Industrial Commissioner v. South Shore Amusements, Inc.

Lane, J. (dissenting).

South Shore Amusements, Inc. main*145tained a bank account with the National Bank of North America (Bank). In addition, in September, 1974, South Shore had taken out a loan in the principal amount of $14,000 from the Bank and was delinquent in repayment. The Industrial Commissioner of the State of New York (Commissioner) had also filed two warrants against South Shore for taxes due under the New York State Unemployment Insurance Law in the office of the Clerk of Suffolk County on June 16 and August 21, 1975. The filing of these warrants with the clerk resulted in their becoming judgments and collectible as such.

On September 29, 1975, the Commissioner served a tax compliance agent’s levy pursuant to CPLR 5232 (subd [a]) upon the Bank, based on his information that South Shore had about $1,450 on deposit with the Bank.

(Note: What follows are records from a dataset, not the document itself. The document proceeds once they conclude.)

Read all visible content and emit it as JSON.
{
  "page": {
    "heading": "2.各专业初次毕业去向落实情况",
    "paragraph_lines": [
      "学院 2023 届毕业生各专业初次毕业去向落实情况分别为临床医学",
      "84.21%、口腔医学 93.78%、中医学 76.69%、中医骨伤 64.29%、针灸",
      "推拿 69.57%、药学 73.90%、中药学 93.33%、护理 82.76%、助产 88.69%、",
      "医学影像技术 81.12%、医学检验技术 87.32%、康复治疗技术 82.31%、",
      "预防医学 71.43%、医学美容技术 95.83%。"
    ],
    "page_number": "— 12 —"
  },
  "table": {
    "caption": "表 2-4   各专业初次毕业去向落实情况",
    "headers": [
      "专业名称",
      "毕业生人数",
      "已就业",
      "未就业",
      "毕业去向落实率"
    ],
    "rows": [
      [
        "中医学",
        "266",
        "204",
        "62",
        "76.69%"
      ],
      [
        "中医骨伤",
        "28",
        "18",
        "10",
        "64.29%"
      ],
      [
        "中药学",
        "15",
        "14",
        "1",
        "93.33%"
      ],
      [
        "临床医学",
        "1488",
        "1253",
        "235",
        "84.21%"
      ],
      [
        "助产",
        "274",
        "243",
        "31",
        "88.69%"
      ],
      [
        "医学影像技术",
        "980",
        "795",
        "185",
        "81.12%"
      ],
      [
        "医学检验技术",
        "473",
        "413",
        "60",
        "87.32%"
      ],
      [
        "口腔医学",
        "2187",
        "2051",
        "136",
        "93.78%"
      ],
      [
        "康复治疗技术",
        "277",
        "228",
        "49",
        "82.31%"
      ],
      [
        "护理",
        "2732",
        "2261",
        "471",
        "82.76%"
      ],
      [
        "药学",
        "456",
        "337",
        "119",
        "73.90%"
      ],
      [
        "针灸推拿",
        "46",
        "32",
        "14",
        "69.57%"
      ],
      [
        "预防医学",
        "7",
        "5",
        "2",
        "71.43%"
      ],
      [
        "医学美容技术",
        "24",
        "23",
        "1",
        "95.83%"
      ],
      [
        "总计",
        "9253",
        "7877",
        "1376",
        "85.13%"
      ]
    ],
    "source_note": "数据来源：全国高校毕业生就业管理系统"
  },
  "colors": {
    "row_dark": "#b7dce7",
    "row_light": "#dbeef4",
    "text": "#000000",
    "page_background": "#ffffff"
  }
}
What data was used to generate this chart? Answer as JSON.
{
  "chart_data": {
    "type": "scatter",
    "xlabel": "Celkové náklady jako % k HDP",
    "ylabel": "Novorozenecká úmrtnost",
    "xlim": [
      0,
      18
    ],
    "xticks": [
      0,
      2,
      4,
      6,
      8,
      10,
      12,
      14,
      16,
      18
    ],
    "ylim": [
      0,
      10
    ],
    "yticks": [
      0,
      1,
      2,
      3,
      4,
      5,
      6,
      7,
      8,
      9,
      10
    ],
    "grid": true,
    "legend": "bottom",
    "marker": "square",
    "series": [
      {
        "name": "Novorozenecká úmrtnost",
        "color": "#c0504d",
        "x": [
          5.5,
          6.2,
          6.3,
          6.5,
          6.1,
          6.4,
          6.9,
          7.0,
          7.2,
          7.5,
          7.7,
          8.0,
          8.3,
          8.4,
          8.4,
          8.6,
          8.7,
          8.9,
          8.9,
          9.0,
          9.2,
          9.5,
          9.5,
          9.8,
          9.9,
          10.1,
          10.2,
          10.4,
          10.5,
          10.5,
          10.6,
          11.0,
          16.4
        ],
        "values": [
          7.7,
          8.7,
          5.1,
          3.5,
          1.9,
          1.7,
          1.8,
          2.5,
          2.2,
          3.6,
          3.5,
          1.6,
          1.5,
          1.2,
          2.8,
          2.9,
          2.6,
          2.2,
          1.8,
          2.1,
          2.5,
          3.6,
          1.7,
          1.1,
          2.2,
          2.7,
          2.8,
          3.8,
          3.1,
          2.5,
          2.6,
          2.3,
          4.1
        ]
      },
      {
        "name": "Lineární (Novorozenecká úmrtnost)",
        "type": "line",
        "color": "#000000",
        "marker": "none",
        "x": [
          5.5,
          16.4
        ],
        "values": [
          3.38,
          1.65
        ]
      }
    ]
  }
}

On October 9, 1975, the Commissioner demanded payment from the Bank, to which the Bank, in a letter of even date, responded that the balance in that account had been applied to reduce the indebtedness outstanding from South Shore to the Bank. The Commissioner then proceeded at Special Term for an order directing the Bank to release these funds to him as a judgment creditor (CPLR 5225, subd [b]; 5227). Special Term granted the petition. I would reverse.

The Bank account, which South Shore had, established it as the creditor of the Bank to the extent of the moneys deposited by it in the account (Brigham v McCabe, 20 NY2d 525, 530-531).

Section 151 of the Debtor and Creditor Law provides in pertinent part that: "Every debtor [in this case, the Bank] shall have the right upon * * * the issuance of any execution against any of the property of * * * a creditor [in this case, South Shore], to set off and apply against any indebtedness, whether matured or unmatured, of such creditor to such debtor, any amount owing from such debtor to such creditor, at or at any time after, the happening of any 'of the above mentioned events, and the aforesaid right of setoff may be exercised by such debtor against such creditor * * * notwithstanding the fact that such right of set off shall not have been exercised by such debtor prior to the making, filing or issuance, or service upon such debtor of, or of notice of * * * issuance of execution”.

The language of the statute clearly allows for a setoff by the debtor Bank any time after issuance of execution, which would also include any time after service of the levy pursuant *146to CPLR 5232 (subd [a]). To hold otherwise would be to nullify the benefit of section 151, since the first effective notice of the issuance of an execution is by service of that execution upon the garnishee (CPLR 5232, subd [a]).

In the case at bar, the filing of the warrants became the equivalent of entry of judgment against South Shore. The Commissioner then served a levy upon the Bank, which was the first opportunity the Bank had to exercise its options under section 151. The affirmance by this court of the granting of a judgment in favor of the Commissioner has operated, in my opinion, to nullify section 151.

Accordingly, the judgment of the Supreme Court, New York County, entered March 29, 1976 granting judgment in favor of the Commissioner, should be reversed on the law and the petition dismissed.

Stevens, P. J., Markewich and Kupferman, JJ., concur with Capozzoli, J.; Lane, J., dissents in an opinion.

Judgment, Supreme Court, New York County, entered on March 29, 1976, affirmed. Petitioner-respondent shall recover of respondent-appellant $60 costs and disbursements of this appeal.